Well, they finally do get together, in a very traditional missionary position, but wait, is Chuck have performance issues? Paul Giamatti jumping someone's bones is not great television, and thankfully it is dark. It looks a bit like his eager mounting of Abigail Adams after he, John Adams gets back from a lengthy European trip. Way too many petticoats there.

It's not clear, but the next episode may reveal something about Chuck that surprises him. Maybe he's not turned on unless he's being submissive. Oh boy, Wait till Brant uses this in her next piece of research.

Banking Superintendent Leah Calder is so over-the-top at getting the ring back, she formally turns Axe down, even after he's exposed his competition as an unfair lender.

We get a quick appearance by Taylor Mason and his quest to partner with Wendy in an "impact" fund, a fund designed to make money while also moving the wold to green, renewable sources of energy. Wendy is very much a player in this venture, and has been given a hefty percentage of the equity—if there will be any. Taylor Mason Carbon sits inside the whole suite of Axe Capital products. If this were a publishing house, this would be an imprint.

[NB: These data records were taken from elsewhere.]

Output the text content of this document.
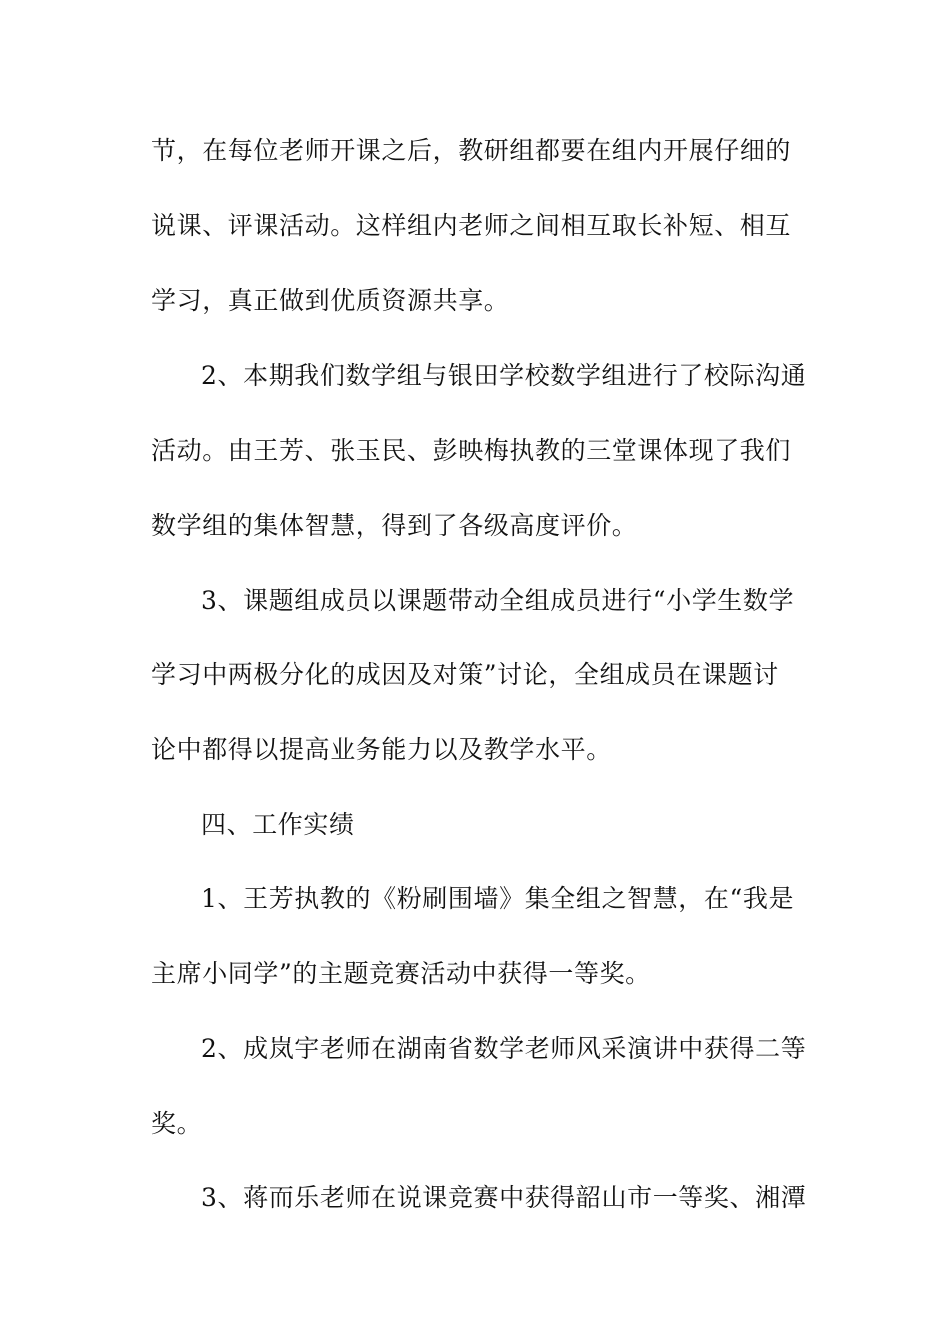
节，在每位老师开课之后，教研组都要在组内开展仔细的
说课、评课活动。这样组内老师之间相互取长补短、相互
学习，真正做到优质资源共享。
2、本期我们数学组与银田学校数学组进行了校际沟通
活动。由王芳、张玉民、彭映梅执教的三堂课体现了我们
数学组的集体智慧，得到了各级高度评价。
3、课题组成员以课题带动全组成员进行“小学生数学
学习中两极分化的成因及对策”讨论，全组成员在课题讨
论中都得以提高业务能力以及教学水平。
四、工作实绩
1、王芳执教的《粉刷围墙》集全组之智慧，在“我是
主席小同学”的主题竞赛活动中获得一等奖。
2、成岚宇老师在湖南省数学老师风采演讲中获得二等
奖。
3、蒋而乐老师在说课竞赛中获得韶山市一等奖、湘潭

As if the episode doesn't have enough going on, we get a scene of Chuck Roades Sr. playing with his newborn as he imitates Marlon Brando in the tomato patch chasing his grandchild, stuffing his mouth with plastic to appear as a monster and paddling around on all fours pretending to scare her.

Well, he gets the scare, and so do we, because the expected happens: down goes Senior. Only, unlike Brando's fate, Senior survives, and is shown in a hospital bed with the news he needs a kidney, but is not likely to get one, since he doesn't practice a healthy lifestyle.

Big deal. If Mickey Mantle can get a liver transplant after years of ruining his health, Chuck Sr. is going to get a kidney. Mark my words.